Pilar Quintana, Nos abîmes, traduit de l’espagnol (Colombie) par Laurence Debril, Calmann-Lévy, 2022, 320 p. [Los abismos, Editorial Alfaguara, 2021]
Dans Los abismos, Pilar Quintana nous projette dans le Cali des années 1980 (qui est celui de son enfance) et nous plonge dans une quête de sens sur les blessures de l’enfance, la maternité et le désamour familial.
L’histoire est relatée du point de vue d’une fillette, Claudia, qui raconte la quotidienneté au sein du couple formé par ses parents. Au fil des pages, Claudia affronte les « abîmes » familiaux : ceux qui hantent sa mère, une femme astreinte et rebutée par la maternité, qui préfère se passionner pour les reines de beauté au destin tragique ; ceux qui la séparent de son père, un homme absent et désemparé face au délitement de son couple.

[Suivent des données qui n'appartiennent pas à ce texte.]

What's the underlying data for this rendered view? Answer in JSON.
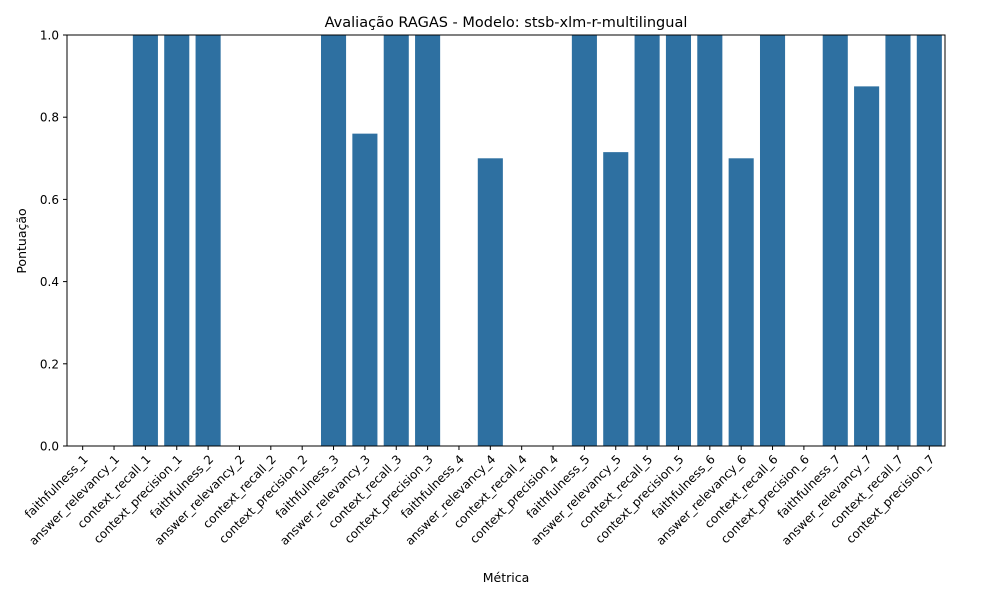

Page après page, une sourde tension grandit chez les lecteurs et les lectrices, à mesure que la mère se claquemure dans un état dépressif que rien ne semble pouvoir guérir. En écho à cet état, la fillette développe une hantise mêlée de fascination pour les précipices ; elle se confronte à son propre vide intérieur lorsqu’elle ressent la solitude et la peur face à l’indifférence et la souffrance de sa mère.
Dans un langage simple et poétique évoquant celui de l’enfance, Pilar Quintana formule des questions profondes sur les affects intrafamiliaux. Contrainte au deuil d’une figure maternelle idéalisée, Claudia fait acte de résilience, et peuple ce vide intime grâce à l’imagination – en côtoyant notamment une nature tropicale plus attrayante, plus maternante et plus expressive que ses proches.
En creux, l’autrice semble aussi nous interroger sur la difficile quête de modèles identificatoires pour une petite fille enserrée par des figures féminines en perdition psychique et émotionnelle, astreintes par les normes sociales et dont l’indépendance est empêchée.